Some of your previous work has been influenced not only by artists like Arctic Monkeys but also famous writing like F. Scott Fitzgerald and Hunter S. Thompson. Can you explain how these two different muses work together to create your sound?

Yeah absolutely. The literary side of things definitely helps to influence some of the general themes of our songs, one example being the influence that Hunter S. Thompson’s “The Kentucky Derby is Decadent and Depraved” had on ‘Lemon Ice.’ Reading fiction also helps to flip on that songwriting switch in your brain, which is probably why those themes and sometimes even the vocabulary in those works finds its way into our tunes. ‘AM’ by Arctic Monkeys is a record that really made us want to become a proper band. The production on that album felt so fresh and peerless when it came out. There’s probably a thousand bands that can say they were influenced by the Monkeys, but what we really love about that group is how effectively they have been able to evolve their sound. Their chameleon-like nature is something we really admire, as they continue to push the bar higher for themselves with each record. 

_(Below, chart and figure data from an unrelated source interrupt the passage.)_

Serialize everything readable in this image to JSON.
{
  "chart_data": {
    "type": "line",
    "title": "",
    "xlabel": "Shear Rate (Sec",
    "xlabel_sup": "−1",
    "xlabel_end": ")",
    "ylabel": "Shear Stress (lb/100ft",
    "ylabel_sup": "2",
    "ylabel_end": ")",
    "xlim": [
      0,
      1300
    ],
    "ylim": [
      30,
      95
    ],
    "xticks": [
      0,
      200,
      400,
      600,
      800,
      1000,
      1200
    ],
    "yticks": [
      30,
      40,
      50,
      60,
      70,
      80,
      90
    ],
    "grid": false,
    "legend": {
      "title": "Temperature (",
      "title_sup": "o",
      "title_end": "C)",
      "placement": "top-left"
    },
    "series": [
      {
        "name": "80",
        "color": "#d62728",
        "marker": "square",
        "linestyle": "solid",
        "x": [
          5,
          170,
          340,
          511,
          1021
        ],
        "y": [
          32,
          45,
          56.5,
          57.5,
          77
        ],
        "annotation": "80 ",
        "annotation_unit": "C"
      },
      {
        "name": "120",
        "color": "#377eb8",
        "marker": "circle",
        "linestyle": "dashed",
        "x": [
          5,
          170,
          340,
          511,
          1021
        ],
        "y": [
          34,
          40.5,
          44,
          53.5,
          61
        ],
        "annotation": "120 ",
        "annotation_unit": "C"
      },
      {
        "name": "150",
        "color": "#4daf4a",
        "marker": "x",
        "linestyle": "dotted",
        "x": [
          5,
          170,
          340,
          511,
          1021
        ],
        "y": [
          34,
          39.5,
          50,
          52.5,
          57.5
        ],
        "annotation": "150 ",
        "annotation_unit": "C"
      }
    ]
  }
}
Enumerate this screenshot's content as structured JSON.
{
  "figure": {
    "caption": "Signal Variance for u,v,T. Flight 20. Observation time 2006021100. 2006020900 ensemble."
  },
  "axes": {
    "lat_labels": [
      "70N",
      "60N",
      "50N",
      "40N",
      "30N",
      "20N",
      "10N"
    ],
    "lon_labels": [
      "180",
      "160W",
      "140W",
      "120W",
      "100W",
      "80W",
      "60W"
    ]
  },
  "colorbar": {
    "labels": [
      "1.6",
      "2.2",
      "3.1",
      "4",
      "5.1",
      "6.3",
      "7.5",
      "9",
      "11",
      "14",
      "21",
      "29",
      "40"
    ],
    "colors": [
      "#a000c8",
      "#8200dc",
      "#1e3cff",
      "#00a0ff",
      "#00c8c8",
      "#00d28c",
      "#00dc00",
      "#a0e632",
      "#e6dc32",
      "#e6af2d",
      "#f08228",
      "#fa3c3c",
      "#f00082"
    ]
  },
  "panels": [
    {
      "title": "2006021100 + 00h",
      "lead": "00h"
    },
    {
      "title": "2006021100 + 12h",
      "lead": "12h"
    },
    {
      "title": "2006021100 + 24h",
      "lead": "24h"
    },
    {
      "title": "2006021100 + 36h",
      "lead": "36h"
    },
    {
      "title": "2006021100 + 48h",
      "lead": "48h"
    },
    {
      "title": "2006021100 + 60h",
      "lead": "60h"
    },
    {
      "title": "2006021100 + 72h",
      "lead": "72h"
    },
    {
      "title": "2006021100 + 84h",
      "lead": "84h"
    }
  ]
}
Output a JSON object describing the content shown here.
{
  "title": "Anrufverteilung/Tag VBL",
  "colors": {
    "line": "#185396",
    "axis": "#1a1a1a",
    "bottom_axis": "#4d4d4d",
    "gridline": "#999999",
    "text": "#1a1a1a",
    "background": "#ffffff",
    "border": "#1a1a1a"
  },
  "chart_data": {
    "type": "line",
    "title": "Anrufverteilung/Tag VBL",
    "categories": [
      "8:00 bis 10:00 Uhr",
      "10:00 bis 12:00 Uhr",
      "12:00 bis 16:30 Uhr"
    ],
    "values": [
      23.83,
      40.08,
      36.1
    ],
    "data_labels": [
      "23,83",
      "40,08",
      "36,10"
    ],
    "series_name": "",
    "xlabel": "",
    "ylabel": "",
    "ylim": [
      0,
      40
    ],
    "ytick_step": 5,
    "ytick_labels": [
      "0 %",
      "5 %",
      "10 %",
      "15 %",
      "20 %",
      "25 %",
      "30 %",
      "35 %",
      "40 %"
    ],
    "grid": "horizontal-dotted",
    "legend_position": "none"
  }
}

What is your favorite thing about how "Lima" came about?

Overall we were really happy with how quickly the song came together. We wrote and recorded the song with urgency, simply because we were excited to finish it and get it out into the world. With that said, nothing felt rushed. The pace encouraged us to be agile songwriters, trusting our guts and our ears while adding or improving parts on the fly. We feel like the energy of the song reflects that process. 

Thank you for chatting with us. We are excited to see the success and growth of Parlors. Do you have any planned tours outside of New York City?

Right now we are planning on heading back into the studio early next year, and are working on lining up some shows both in and outside of NYC for 2020!